# Heddon rattlin spook



## Rasper (Sep 6, 2012)

Back to back casts over some submerged rocks. My posts about questions with the mods on the spook... Mo if you come across this thanks for telling me about the one that was a buck more. Amazing hooks and split rings. Picked it up today and this is what I get.














Sent from my DROID BIONIC using Ohub Campfire mobile app


----------



## mo65 (Aug 5, 2011)

Way ta go Rasper! An extra buck well spent!


----------



## Rasper (Sep 6, 2012)

mo65 said:


> Way ta go Rasper! An extra buck well spent!


Yes it was I need to find somewhere with more colors/patterns they only had foxy shad.
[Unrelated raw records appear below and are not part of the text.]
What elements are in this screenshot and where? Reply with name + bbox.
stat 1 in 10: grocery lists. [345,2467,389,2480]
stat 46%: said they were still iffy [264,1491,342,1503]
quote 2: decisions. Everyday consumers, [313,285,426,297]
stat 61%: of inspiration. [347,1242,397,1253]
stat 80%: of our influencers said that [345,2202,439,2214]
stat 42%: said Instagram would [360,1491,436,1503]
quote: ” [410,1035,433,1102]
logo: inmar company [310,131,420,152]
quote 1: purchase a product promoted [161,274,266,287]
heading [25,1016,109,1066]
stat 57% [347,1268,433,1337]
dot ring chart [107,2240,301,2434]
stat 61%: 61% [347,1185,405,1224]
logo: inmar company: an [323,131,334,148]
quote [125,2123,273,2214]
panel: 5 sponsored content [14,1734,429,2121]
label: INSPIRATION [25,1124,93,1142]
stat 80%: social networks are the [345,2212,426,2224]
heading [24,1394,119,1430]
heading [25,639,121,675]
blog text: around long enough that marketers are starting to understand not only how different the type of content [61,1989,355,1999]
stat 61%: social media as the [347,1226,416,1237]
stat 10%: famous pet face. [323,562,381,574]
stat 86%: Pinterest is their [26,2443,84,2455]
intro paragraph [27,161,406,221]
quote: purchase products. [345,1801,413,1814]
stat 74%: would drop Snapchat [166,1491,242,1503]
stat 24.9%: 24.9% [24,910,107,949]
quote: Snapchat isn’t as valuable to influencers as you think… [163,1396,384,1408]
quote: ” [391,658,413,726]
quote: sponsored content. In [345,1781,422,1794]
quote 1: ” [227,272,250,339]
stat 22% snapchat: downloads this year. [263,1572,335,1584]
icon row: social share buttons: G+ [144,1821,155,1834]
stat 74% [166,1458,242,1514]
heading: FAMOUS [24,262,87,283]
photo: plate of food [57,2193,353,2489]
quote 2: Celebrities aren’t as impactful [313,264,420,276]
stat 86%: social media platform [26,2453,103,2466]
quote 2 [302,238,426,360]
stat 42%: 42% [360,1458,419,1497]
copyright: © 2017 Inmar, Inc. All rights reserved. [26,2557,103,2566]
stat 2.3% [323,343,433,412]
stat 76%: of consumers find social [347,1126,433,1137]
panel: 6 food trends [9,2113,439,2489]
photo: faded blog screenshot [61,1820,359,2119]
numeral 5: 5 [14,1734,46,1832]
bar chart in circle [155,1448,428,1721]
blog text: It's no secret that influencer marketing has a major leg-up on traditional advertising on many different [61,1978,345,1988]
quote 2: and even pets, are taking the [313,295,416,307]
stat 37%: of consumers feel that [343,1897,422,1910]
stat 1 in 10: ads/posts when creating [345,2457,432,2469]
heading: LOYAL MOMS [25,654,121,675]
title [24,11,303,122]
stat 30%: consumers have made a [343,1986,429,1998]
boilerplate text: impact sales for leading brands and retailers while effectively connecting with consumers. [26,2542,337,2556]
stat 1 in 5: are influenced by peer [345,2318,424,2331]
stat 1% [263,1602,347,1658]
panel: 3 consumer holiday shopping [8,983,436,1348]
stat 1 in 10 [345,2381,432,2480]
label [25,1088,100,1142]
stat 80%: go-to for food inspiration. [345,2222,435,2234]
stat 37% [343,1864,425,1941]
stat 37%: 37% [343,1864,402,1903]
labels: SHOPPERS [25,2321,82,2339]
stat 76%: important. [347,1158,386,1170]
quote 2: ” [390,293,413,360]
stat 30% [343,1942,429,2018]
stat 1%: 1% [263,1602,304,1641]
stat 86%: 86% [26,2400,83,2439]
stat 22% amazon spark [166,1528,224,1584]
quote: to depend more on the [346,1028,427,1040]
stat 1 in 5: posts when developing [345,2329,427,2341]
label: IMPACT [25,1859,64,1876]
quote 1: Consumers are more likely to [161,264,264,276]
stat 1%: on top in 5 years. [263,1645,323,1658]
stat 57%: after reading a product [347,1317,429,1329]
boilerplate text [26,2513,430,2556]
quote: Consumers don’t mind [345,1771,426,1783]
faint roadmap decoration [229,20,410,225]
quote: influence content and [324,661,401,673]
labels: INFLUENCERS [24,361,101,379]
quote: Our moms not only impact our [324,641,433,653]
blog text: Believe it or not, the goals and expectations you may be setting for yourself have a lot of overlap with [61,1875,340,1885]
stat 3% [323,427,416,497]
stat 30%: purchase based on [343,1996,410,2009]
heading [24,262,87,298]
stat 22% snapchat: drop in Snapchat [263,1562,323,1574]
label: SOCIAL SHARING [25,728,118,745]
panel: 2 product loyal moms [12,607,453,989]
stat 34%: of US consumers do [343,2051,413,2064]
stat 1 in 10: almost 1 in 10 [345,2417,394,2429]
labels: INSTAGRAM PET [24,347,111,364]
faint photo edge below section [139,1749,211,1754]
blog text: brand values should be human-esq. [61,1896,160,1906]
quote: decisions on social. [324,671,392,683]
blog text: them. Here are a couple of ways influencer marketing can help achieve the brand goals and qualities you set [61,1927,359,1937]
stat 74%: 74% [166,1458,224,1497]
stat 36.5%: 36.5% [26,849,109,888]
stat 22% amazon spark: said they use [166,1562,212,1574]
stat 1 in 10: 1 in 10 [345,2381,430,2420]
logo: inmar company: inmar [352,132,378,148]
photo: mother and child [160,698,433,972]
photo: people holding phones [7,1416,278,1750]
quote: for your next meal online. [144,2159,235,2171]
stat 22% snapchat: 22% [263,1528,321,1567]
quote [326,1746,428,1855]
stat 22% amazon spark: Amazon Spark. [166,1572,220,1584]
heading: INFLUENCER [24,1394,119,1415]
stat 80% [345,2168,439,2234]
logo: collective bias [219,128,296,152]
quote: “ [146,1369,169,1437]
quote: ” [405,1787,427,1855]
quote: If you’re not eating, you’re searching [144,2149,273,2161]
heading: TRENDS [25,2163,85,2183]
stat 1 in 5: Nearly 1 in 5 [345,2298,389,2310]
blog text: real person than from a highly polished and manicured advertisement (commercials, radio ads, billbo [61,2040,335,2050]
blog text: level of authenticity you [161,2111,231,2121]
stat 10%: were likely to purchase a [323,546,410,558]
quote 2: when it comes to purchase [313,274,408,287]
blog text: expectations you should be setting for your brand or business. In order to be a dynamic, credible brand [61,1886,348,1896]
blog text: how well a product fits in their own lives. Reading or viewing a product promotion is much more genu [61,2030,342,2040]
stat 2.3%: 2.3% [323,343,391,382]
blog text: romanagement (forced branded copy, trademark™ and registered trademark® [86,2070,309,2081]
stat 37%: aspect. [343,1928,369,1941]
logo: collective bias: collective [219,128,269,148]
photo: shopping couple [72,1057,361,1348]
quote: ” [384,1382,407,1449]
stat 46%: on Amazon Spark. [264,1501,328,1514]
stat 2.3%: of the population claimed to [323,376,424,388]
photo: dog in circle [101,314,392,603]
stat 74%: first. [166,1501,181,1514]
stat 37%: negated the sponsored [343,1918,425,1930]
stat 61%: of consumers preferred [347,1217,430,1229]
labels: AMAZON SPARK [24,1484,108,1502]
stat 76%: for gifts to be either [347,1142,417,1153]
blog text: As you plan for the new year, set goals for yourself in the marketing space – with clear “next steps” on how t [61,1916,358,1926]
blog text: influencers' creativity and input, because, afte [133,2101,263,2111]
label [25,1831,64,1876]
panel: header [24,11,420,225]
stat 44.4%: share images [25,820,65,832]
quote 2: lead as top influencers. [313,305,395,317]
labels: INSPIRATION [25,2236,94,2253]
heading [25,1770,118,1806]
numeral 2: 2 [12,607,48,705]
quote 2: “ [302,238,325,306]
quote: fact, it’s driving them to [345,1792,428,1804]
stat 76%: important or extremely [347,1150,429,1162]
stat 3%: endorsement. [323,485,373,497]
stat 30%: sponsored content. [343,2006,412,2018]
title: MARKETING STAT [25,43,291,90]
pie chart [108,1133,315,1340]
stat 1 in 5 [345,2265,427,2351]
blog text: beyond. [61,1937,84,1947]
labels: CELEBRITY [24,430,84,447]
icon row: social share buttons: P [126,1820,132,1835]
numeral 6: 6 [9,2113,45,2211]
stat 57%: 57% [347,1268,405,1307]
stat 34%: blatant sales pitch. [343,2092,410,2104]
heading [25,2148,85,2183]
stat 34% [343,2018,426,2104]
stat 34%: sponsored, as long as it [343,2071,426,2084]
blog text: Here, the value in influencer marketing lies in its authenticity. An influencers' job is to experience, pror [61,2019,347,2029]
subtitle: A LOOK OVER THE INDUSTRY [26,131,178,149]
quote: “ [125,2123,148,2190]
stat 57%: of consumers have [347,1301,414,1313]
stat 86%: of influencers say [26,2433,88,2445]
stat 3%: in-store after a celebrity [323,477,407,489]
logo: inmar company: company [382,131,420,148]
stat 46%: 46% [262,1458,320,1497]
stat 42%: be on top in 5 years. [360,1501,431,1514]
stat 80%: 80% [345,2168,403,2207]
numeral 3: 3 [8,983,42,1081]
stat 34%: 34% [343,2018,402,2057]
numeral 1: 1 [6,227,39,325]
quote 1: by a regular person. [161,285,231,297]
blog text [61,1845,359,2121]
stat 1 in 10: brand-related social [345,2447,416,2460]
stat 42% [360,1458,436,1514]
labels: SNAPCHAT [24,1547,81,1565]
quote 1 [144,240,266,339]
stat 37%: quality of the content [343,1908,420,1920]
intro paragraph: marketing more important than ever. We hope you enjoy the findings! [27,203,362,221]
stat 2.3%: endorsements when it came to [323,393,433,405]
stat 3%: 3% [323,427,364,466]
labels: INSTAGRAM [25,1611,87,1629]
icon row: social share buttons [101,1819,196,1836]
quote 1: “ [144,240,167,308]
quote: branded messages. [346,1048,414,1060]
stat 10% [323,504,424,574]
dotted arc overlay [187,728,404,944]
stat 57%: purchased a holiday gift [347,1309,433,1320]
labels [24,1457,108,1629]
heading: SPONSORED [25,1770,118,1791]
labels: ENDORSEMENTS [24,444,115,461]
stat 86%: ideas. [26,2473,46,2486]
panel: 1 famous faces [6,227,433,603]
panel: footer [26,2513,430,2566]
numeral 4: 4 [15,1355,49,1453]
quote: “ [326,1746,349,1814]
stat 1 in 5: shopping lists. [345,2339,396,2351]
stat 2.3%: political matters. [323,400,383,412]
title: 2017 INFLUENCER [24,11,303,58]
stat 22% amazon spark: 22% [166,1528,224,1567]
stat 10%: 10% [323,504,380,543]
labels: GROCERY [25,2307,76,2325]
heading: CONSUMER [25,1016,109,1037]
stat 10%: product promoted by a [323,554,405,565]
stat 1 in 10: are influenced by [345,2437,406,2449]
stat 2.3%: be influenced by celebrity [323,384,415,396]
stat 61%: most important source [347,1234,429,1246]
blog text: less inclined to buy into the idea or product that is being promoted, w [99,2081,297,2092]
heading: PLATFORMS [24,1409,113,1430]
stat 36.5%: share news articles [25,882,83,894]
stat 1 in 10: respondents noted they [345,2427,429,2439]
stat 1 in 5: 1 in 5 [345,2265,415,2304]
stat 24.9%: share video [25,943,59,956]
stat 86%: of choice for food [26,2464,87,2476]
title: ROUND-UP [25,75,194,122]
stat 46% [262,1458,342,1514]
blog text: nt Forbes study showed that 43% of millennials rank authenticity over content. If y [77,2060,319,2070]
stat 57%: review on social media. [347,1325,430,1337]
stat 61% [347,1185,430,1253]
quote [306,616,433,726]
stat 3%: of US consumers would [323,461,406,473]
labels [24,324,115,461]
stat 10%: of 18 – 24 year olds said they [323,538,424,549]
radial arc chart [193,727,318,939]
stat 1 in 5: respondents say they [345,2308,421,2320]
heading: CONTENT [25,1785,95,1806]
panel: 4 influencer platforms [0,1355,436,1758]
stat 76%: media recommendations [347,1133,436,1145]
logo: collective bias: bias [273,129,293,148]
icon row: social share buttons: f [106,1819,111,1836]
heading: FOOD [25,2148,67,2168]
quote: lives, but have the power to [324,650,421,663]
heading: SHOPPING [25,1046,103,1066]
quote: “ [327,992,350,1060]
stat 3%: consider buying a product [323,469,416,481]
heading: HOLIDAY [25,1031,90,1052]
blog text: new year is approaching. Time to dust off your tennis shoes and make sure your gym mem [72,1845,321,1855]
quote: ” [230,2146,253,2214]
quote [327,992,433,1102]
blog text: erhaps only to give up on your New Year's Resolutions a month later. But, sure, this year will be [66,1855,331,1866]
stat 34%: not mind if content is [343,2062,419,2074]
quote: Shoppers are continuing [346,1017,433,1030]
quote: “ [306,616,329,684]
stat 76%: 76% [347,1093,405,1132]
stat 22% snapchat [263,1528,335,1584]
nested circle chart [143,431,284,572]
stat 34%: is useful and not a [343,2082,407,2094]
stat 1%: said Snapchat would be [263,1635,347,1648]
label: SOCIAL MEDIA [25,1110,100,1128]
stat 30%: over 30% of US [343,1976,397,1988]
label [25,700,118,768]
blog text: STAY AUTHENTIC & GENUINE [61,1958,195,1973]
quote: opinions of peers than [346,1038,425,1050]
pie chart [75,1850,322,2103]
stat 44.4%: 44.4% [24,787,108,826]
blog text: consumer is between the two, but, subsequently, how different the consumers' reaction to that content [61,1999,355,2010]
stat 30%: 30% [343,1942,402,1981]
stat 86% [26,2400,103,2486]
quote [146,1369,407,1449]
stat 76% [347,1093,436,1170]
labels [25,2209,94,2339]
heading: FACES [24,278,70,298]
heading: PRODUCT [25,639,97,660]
Sent from my DROID BIONIC using Ohub Campfire mobile app


----------



## mischif (Jul 14, 2006)

Nice job Justin!


Posted using Outdoor Hub Campfire


----------



## Rasper (Sep 6, 2012)

mischif said:


> Nice job Justin!
> 
> 
> Posted using Outdoor Hub Campfire


Thanks josglh

Sent from my DROID BIONIC using Ohub Campfire mobile app


----------



## SMBHooker (Jan 3, 2008)

Well done!


Posted using Outdoor Hub Campfire


----------